The total fleet profit Πt in year t is given by equation(10) ∏t=nt⁎(Ptht−Ct),with ht=Ht/nt⁎ and Ct=cf+cve⁎. From society’s point of view, it is desirable to consider that consumers and fish processors benefit from buying cheap fish, and hence, policy-makers may take consumer surplus into account. Consumer surplus in year t is given by equation(11) St=12(p¯−Pt)Ht Total welfare is given by the sum of total fleet profit and consumer surplus, equation(12) Wt=∏t+StWt=∏t+St This study analyzes the performance of several HCRs.

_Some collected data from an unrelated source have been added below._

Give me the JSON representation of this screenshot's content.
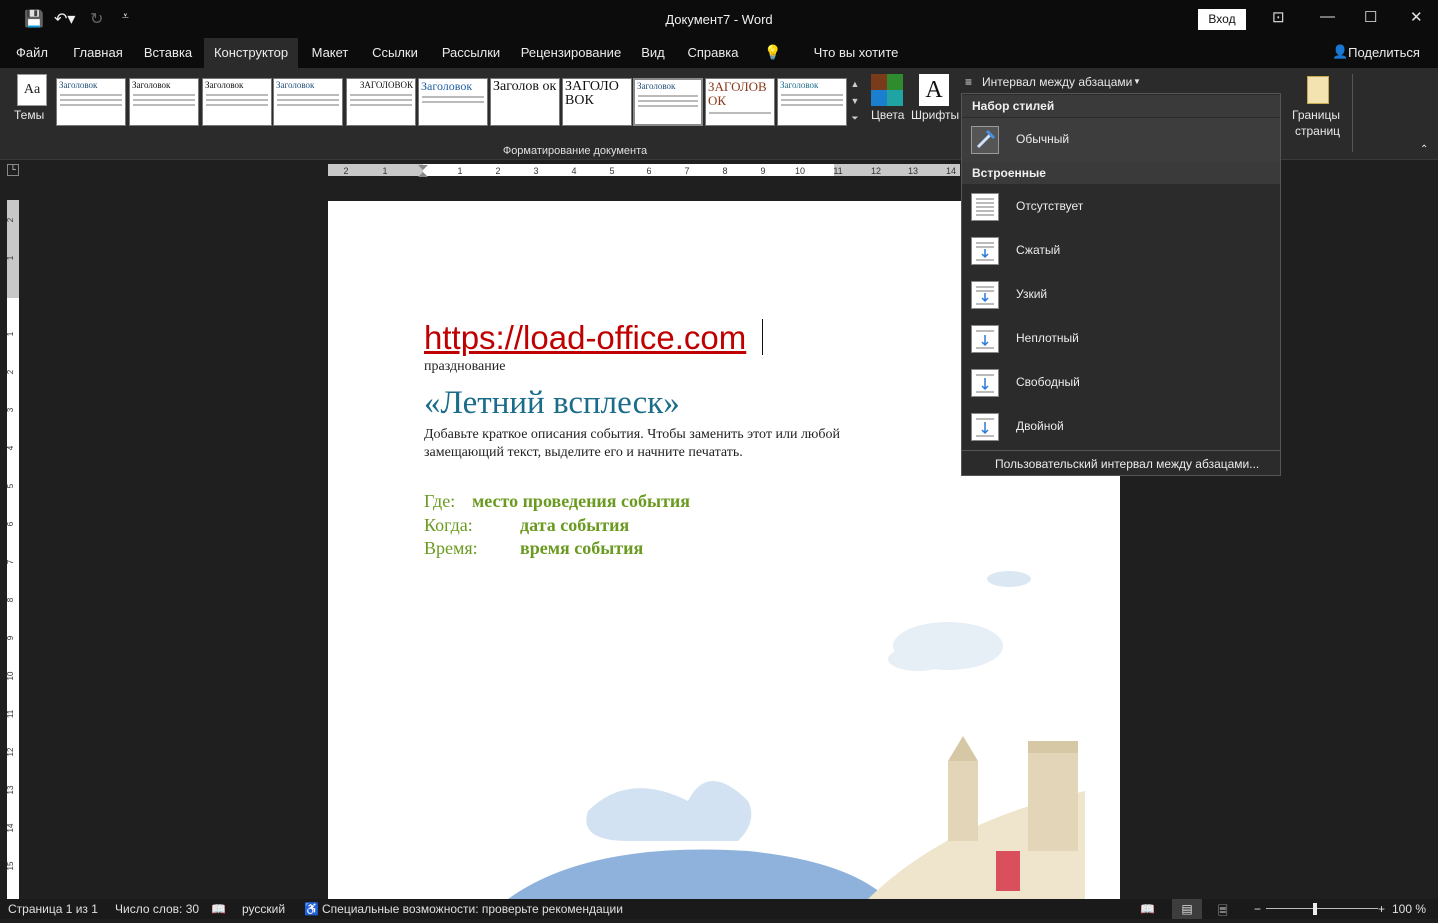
{
  "window": {
    "title": "Документ7  -  Word",
    "signin_label": "Вход"
  },
  "tabs": [
    "Файл",
    "Главная",
    "Вставка",
    "Конструктор",
    "Макет",
    "Ссылки",
    "Рассылки",
    "Рецензирование",
    "Вид",
    "Справка"
  ],
  "active_tab": "Конструктор",
  "tell_me": "Что вы хотите сделать?",
  "share_label": "Поделиться",
  "ribbon": {
    "themes_label": "Темы",
    "colors_label": "Цвета",
    "fonts_label": "Шрифты",
    "paragraph_spacing_label": "Интервал между абзацами",
    "page_borders_label_1": "Границы",
    "page_borders_label_2": "страниц",
    "group_label": "Форматирование документа",
    "style_thumbs": [
      "Заголовок",
      "Заголовок",
      "Заголовок",
      "Заголовок",
      "ЗАГОЛОВОК",
      "Заголовок",
      "Заголов ок",
      "ЗАГОЛО ВОК",
      "Заголовок",
      "ЗАГОЛОВ ОК",
      "Заголовок"
    ]
  },
  "ruler_h_ticks": [
    "2",
    "1",
    "1",
    "1",
    "2",
    "3",
    "4",
    "5",
    "6",
    "7",
    "8",
    "9",
    "10",
    "11",
    "12",
    "13",
    "14"
  ],
  "ruler_v_ticks": [
    "2",
    "1",
    "1",
    "2",
    "3",
    "4",
    "5",
    "6",
    "7",
    "8",
    "9",
    "10",
    "11",
    "12",
    "13",
    "14",
    "15"
  ],
  "document": {
    "url": "https://load-office.com",
    "subtitle": "празднование",
    "title": "«Летний всплеск»",
    "description": "Добавьте краткое описания события. Чтобы заменить этот или любой замещающий текст, выделите его и начните печатать.",
    "where_label": "Где:",
    "where_value": "место проведения события",
    "when_label": "Когда:",
    "when_value": "дата события",
    "time_label": "Время:",
    "time_value": "время события"
  },
  "dropdown": {
    "style_set_header": "Набор стилей",
    "normal_label": "Обычный",
    "builtin_header": "Встроенные",
    "items": [
      "Отсутствует",
      "Сжатый",
      "Узкий",
      "Неплотный",
      "Свободный",
      "Двойной"
    ],
    "custom_label": "Пользовательский интервал между абзацами..."
  },
  "statusbar": {
    "page": "Страница 1 из 1",
    "words": "Число слов: 30",
    "language": "русский",
    "accessibility": "Специальные возможности: проверьте рекомендации",
    "zoom": "100 %"
  }
}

First, the BEZ235 in vivo HCR that has been implemented in 2004 [6], will be referred to as the “current HCR”. We only consider the core of the HCR that relates TAC to SSB; in order to facilitate comparisons between alternative HCRs, we have ignored the additional elements in the current
HCR that aim at reducing annual variability in TACs. Second, alternative HCRs that result from the optimization of specific objectives will be analyzed and referred to as “optimized HCRs”. The current HCR for NEA cod is determined by two parameters in the form of reference points, Bpa and Fpa. The optimized HCRs are also characterized by two parameters: (i) the maximum fishing mortality Fmax, and (ii) the level Bmax of SSB at which the maximum fishing mortality Fmax starts to apply. Each of the optimized HCRs were derived by allowing Fmax and Bmax to vary across a wide range of values (see below), without constraining Daporinad in vivo them to existing reference points, and by then choosing those combinations of Fmax and Bmax that best fulfil the specific objective aimed to optimize. The current HCR is recovered as a special case by setting Fmax=Fpa and Bmax=Bpa.

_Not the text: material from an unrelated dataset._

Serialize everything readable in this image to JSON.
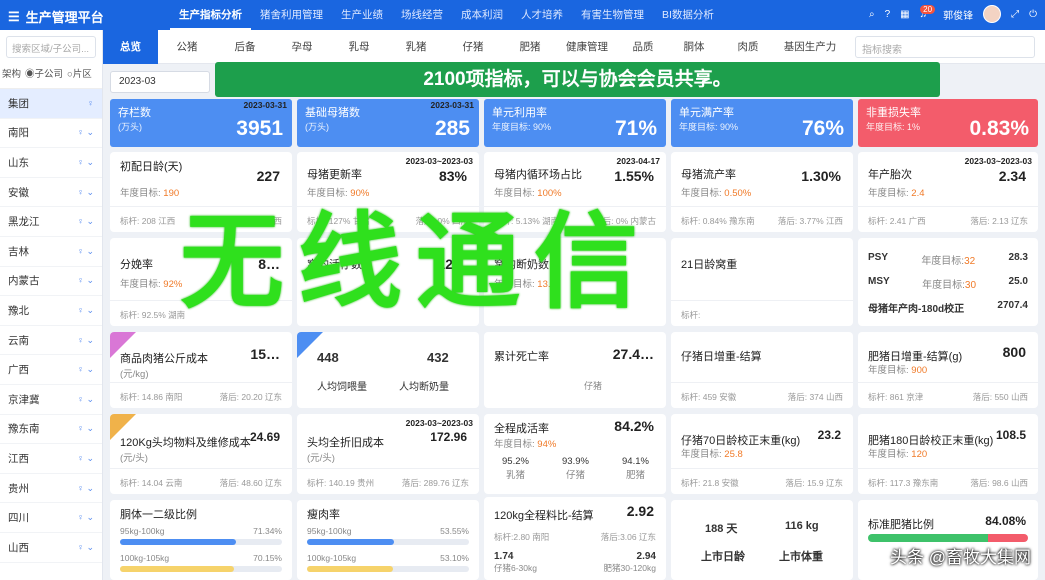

For all considered HCRs, the fishing mortality rate resulting for a particular SSB is determined as follows: if the SSB is between 0 and Bmax, the instantaneous fishing mortality rate for that year is Fmax SSB/Bmax; otherwise, the instantaneous fishing mortality rate is Fmax ( Fig. 2c). The HCR parameters were optimized for three different objectives, maximizing either total Acesulfame Potassium welfare, total profit, or total yield. For all considered combinations of Bmax (varied over the range 0–800,000 tonnes in steps of 20,000 tonnes) and Fmax (varied over the range 0.1–1.3 yr−1 in steps of 0.01 yr−1), the discounted total welfare, total profit, and total yield over the period 2004–2053 were calculated. This gives a grid of 4961 different HCRs. The particular parameter combination that maximizes one of these three measures is identified as the corresponding optimal HCR.